Sunday, August 31, 2008

The Election

For the first time in many, many years, this year's presidential election does not put us in the position of having to choose the "lesser of two evils". The choices are as clear cut as they can be. Do you want to continue living in the past, or are you willing to take a chance on the unknown future? Do you choose a world view that believes in war as a diplomatic tool, that believes in imposing American ideals on other nations so that the United States can more easily exploit that country's natural resources? Or, do you choose a world view that believes it is a sign of strength to talk with one's enemies?

Do you choose a man who is so cynical that he chooses a woman as a running mate simply because she is a woman? Or do you choose a man who did not take the easy and more popular course and choose a woman?

The so-called political pundits are maintaining the McCain's choice of Governor Palin has changed the course of the presidential race. Nonsense! Do McCain and the pundits really think that Clinton's women supporters are going to vote for him because he is running with a woman who is opposed to abortion even when a woman's life is endangered? McCain's choice of Palin is sexist because there are many people in the Republican Party who are as reactionary as she is and could have been his running mate. The only reason she's on the ticket is because she's female.

The pundits are saying that Obama must be careful in how his campaign responds to her. Nonsense! Obama responds to her by calling her what she is - a right-wing zealot who would do her best to get Rowe v. Wade overturned and to give Alaska and the environment to the oil companies.

Given Palin's lack of experience, it is likely that the attacks on Obama's alleged inexperience will diminish. Even if this is true, the point which the Obama camp has not made is that experience in government is the problem. Dick Cheney has 40 years of experience in government from being a congressman to Gerald Ford's Chief of Staff to being Secretary of Defense before becoming Vice-President. If the past 8 years is what experience gives us, then it is past time to choose experience of a different kind, and that is experience that is not rooted in the past but experience that sees the complexities of the present and the challenges of the future.

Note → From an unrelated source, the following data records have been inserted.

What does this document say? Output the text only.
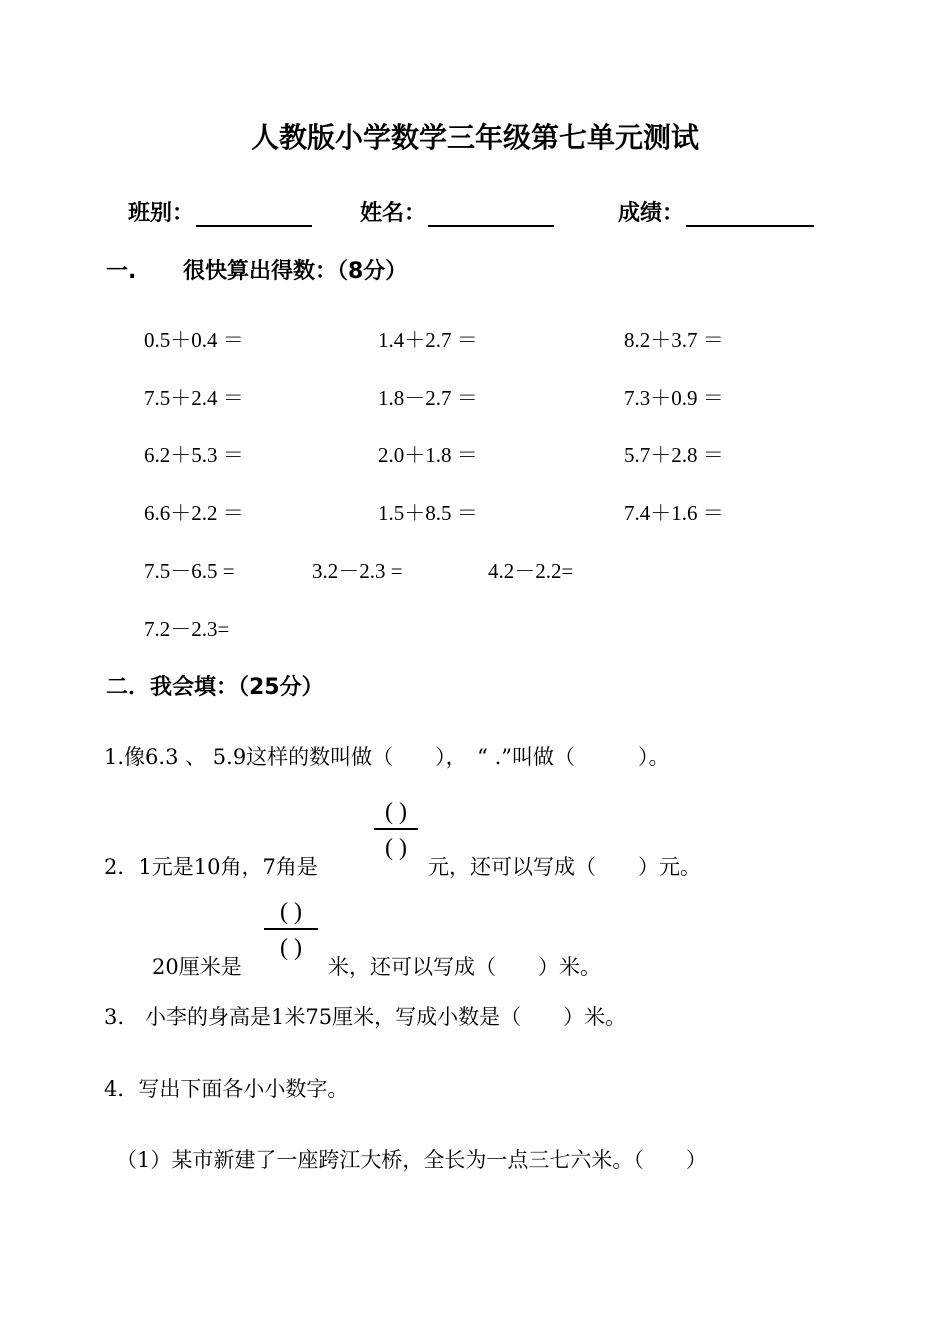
人教版小学数学三年级第七单元测试
班别：	姓名：	成绩：
一. 很快算出得数：（8分）
0.5＋0.4 ＝	1.4＋2.7 ＝	8.2＋3.7 ＝
7.5＋2.4 ＝	1.8－2.7 ＝	7.3＋0.9 ＝
6.2＋5.3 ＝	2.0＋1.8 ＝	5.7＋2.8 ＝
6.6＋2.2 ＝	1.5＋8.5 ＝	7.4＋1.6 ＝
7.5－6.5 =	3.2－2.3 =	4.2－2.2=
7.2－2.3=
二．我会填：（25分）
1.像6.3 、 5.9这样的数叫做（　　），　“ .”叫做（　　　）。
( )
( )
2．1元是10角，7角是	元，还可以写成（　　）元。
( )
( )
20厘米是	米，还可以写成（　　）米。
3.　小李的身高是1米75厘米，写成小数是（　　）米。
4．写出下面各小小数字。
（1）某市新建了一座跨江大桥，全长为一点三七六米。（　　）
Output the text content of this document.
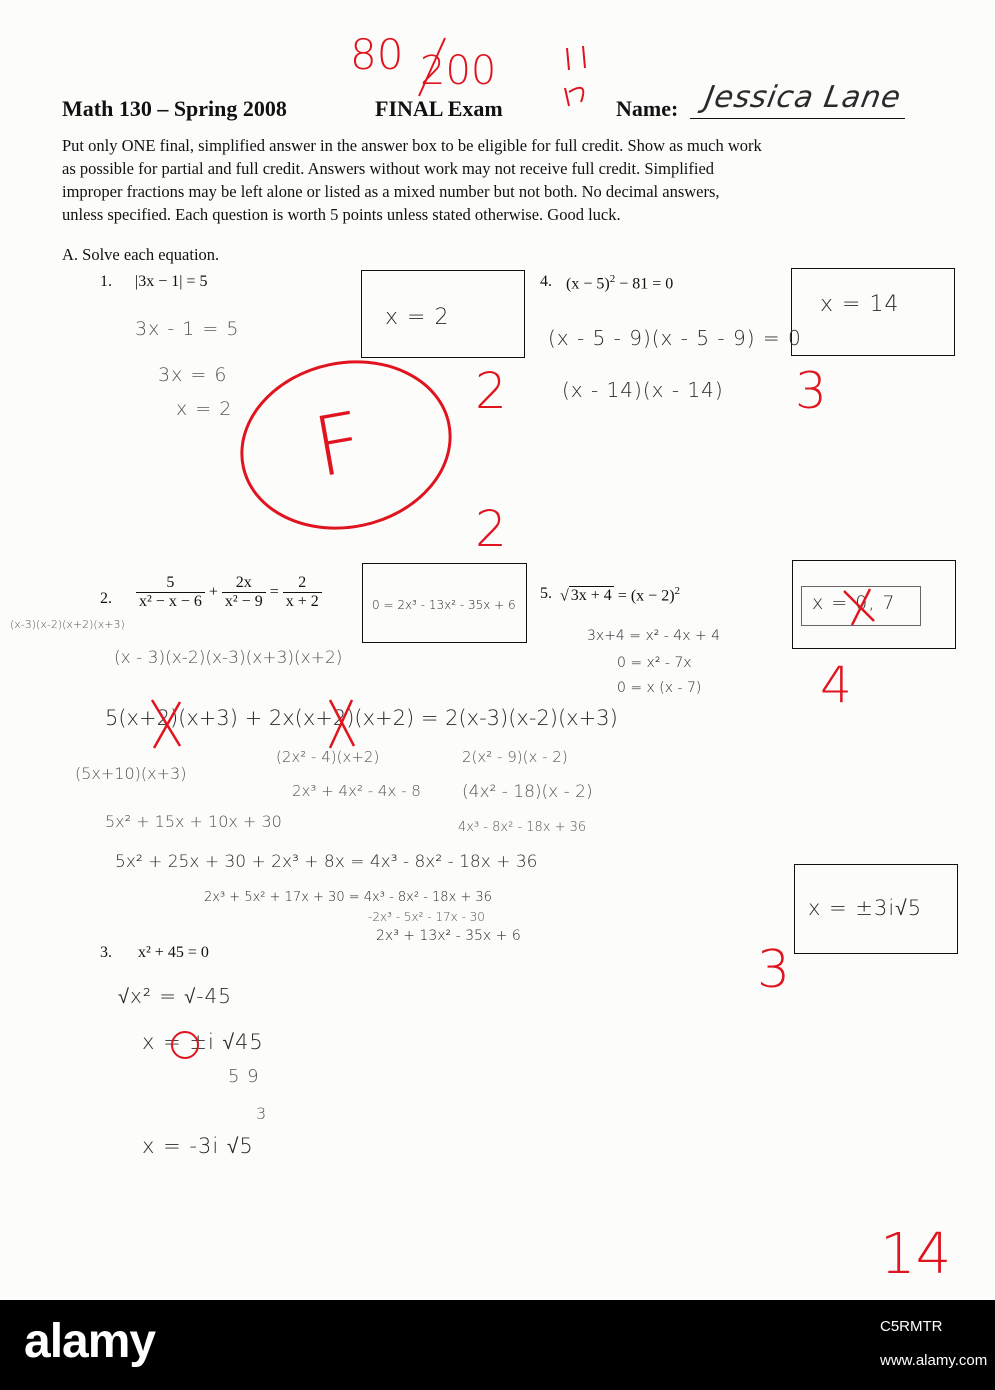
80 200
Math 130 – Spring 2008	FINAL Exam	Name: Jessica Lane
Put only ONE final, simplified answer in the answer box to be eligible for full credit. Show as much work
as possible for partial and full credit. Answers without work may not receive full credit. Simplified
improper fractions may be left alone or listed as a mixed number but not both. No decimal answers,
unless specified. Each question is worth 5 points unless stated otherwise. Good luck.
A. Solve each equation.
1. |3x − 1| = 5
x = 2
3x - 1 = 5
3x = 6
x = 2	2
F
2
4. $(x - 5)^2 - 81 = 0$
x = 14
(x - 5 - 9)(x - 5 - 9) = 0
(x - 14)(x - 14) 3
2. $\frac{5}{\text{x² − x − 6}} + \frac{2x}{\text{x² − 9}} = \frac{2}{x + 2}$	0 = 2x³ - 13x² - 35x + 6
(x-3)(x-2)(x+2)(x+3)
(x - 3)(x-2)(x-3)(x+3)(x+2)
5(x+2)(x+3) + 2x(x+2)(x+2) = 2(x-3)(x-2)(x+3)
(2x² - 4)(x+2)	2(x² - 9)(x - 2)
(5x+10)(x+3)
2x³ + 4x² - 4x - 8 (4x² - 18)(x - 2)
5x² + 15x + 10x + 30	4x³ - 8x² - 18x + 36
5x² + 25x + 30 + 2x³ + 8x = 4x³ - 8x² - 18x + 36
2x³ + 5x² + 17x + 30 = 4x³ - 8x² - 18x + 36
-2x³ - 5x² - 17x - 30
2x³ + 13x² - 35x + 6
5. √ $3x + 4 = (x - 2)^2$
x = 0, 7
3x+4 = x² - 4x + 4
0 = x² - 7x
0 = x (x - 7) 4
x = ±3i√5
3
3. x² + 45 = 0
√x² = √-45
x = ±i √45
5 9
3
x = -3i √5
14
alamy	C5RMTR
www.alamy.com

I am two years and five months younger than John McCain. He and I have this in common: we have more years behind us than in front of us. Indeed, our memories exceed the number of years Obama has been alive. I feel much better with someone as President who has more of his life ahead of him. He will care about the future in ways that neither John McCain nor I can. We don't have a stake in the future beyond the next twenty or so years.

While McCain and I belong to the same generation, I cannot entrust the future to a man who has never experienced the Internet, who has no conception of how the Internet has significantly changed the ways we live in and think about the world. Is John McCain even aware that in the next ten years, it is probable that most newspapers will cease to exist? I bought an iPod touch a couple of weeks ago, and it has revolutionized how I organize my life. John McCain is as obsolete as a quill pen.

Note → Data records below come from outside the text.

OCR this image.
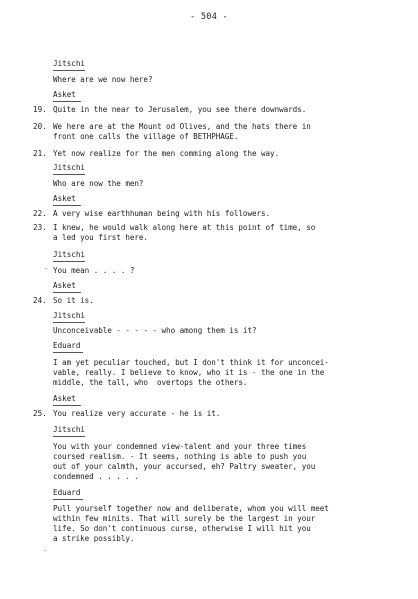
- 504 -
Jitschi
Where are we now here?
Asket
19. Quite in the near to Jerusalem, you see there downwards.
20. We here are at the Mount od Olives, and the hats there in
front one calls the village of BETHPHAGE.
21. Yet now realize for the men comming along the way.
Jitschi
Who are now the men?
Asket
22. A very wise earthhuman being with his followers.
23. I knew, he would walk along here at this point of time, so
a led you first here.
Jitschi
- You mean . . . . ?
Asket
24. So it is.
Jitschi
Unconceivable - - - - - who among them is it?
Eduard
I am yet peculiar touched, but I don't think it for unconcei-
vable, really. I believe to know, who it is - the one in the
middle, the tall, who  overtops the others.
Asket
25. You realize very accurate - he is it.
Jitschi
You with your condemned view-talent and your three times
coursed realism. - It seems, nothing is able to push you
out of your calmth, your accursed, eh? Paltry sweater, you
condemned . . . . .
Eduard
Pull yourself together now and deliberate, whom you will meet
within few minits. That will surely be the largest in your
life. So don't continuous curse, otherwise I will hit you
a strike possibly.
.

This is a crossroads election for the United States. If McCain wins or is able to steal the election as Bush did twice, I believe the nation will become as divided as it was at the time of the Civil War. While Obama's world view is broad enough to include portions of McCain's, McCain's world view is narrow and moralistic in the worst sense. His election will cause millions of people to become not only disaffected with the system but antagonistic to it.

I do not know what form(s) a new civil war would take, but I am convinced that a McCain victory will lead to a war between the past and the future.

If so, count me in. But, dear God, I pray it does not come to that.